Con mammà fino a 50 anni: i giovani italiani condannati a non avere futuro
È passato ormai un decennio da quando l’allora ministro dell’Economia, Tommaso Padoa Schioppa, coniò l’espressione non proprio felice di «bamboccioni» per riferirsi ai giovani che tardavano a uscire di casa. A distanza di tanti anni, la situazione dei ragazzi italiani non solo non è migliorata, ma fa registrare un trend fortemente negativo: chi avrà vent’anni nel 2020 riuscirà a rendersi autonomo alla soglia dei 40, chi li avrà nel 2030 ci riuscirà solo alla soglia dei 50.
Lo studio sulla situazione dei giovani
Come dieci anni fa, però, quei ragazzi non meritano e non meriteranno l’etichetta di «bamboccioni»: la colpa di tanto ritardo nel rendersi autonomi infatti non è loro. O, per lo meno, non lo è prevalentemente. A confermarlo oggi è uno studio della fondazione Bruno Visentini, che è stato presentato alla Luiss e dal quale emerge, ancora una volta, che l’Italia non è un Paese per giovani. A pesare sul futuro sono le difficoltà a trovare lavoro e le disparità di trattamento tra generazioni.
Penultimi in Europa per equità intergenerazionale
Se le cose non cambieranno, spiega lo studio, ai ventenni del 2020 ci vorranno 18 anni per trovarsi nelle condizioni di “uscire di casa”. A quelli del 2030 ce ne vorranno addirittura 28. Un quadro drammatico, reso ancora più problematico dal cosiddetto indice di equità intergenerazionale, ovvero lo strumento che si usa per valutare quale sarà la situazione previdenziale dei giovani rispetto alle generazioni precedenti. L’equità intergenerazionale dovrebbe evitare l’accumulo di deficit previdenziale a svantaggio dei più giovani, solo che in Italia la faccenda va malissimo: siamo penultimi in Europa, con un indice di 130 a fronte di una media appena sopra i 100. Peggio di noi fa solo la Grecia con un indice di 150.
Bruciati 32,65 miliardi
Ma lo studio mette in evidenza anche l’altra faccia della medaglia: il costo economico – e si direbbe anche sociale – dei giovani che non vedono futuro o che lo vedono spostato sempre più in là.
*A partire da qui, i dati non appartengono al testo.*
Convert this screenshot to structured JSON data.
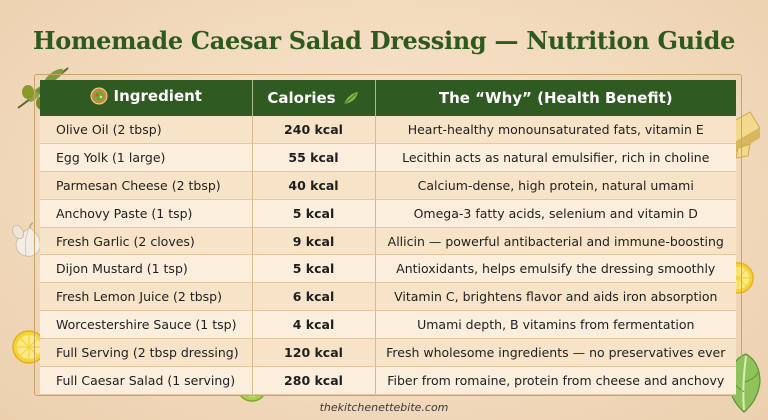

I “Neet”, i ragazzi che non studiano, non lavorano e non sono impegnati in un apprendistato ammonta a 32,65 miliardi di euro, un po’ meno del 2014, quando era di 34,6 miliardi, ma assai di più del 2008 quando i «bamboccioni» incidevano sul bilancio nazionale per 23,8 miliardi.
La necessità di un «patto tra generazioni»
La ricerca della fondazione Bruno Visentini, per la verità, indica anche una strada da seguire: rimodulare fisco a previdenza in una direzione di maggiore equità per i giovani. In concreto, lo studio propone una «rimodulazione dell’imposizione fiscale con funzione redistributiva» e la stipula di «un patto tra generazioni per evitare il rischio di una deriva dei Millennials». Un’alleanza che si potrebbe realizzare, per esempio, con «un contributo solidaristico da parte della generazione più matura che gode di pensioni più generose». La Fondazione propone anche un “piano operativo”: «per tre anni» al patto dovrebbero partecipare «i circa 2 milioni di cittadini pensionati sottoscrittori posizionati nella parte apicale delle fasce pensionistiche, con un intervento rigorosamente progressivo rispetto sia alla capacità contributiva, sia ai contributi versati». Si tratta, di fatto, della stessa proposta avanzata da Fratelli d’Italia già da qualche anno e rimasta però sempre inascoltata dalle altre forze politiche e, soprattutto, da quelle di governo.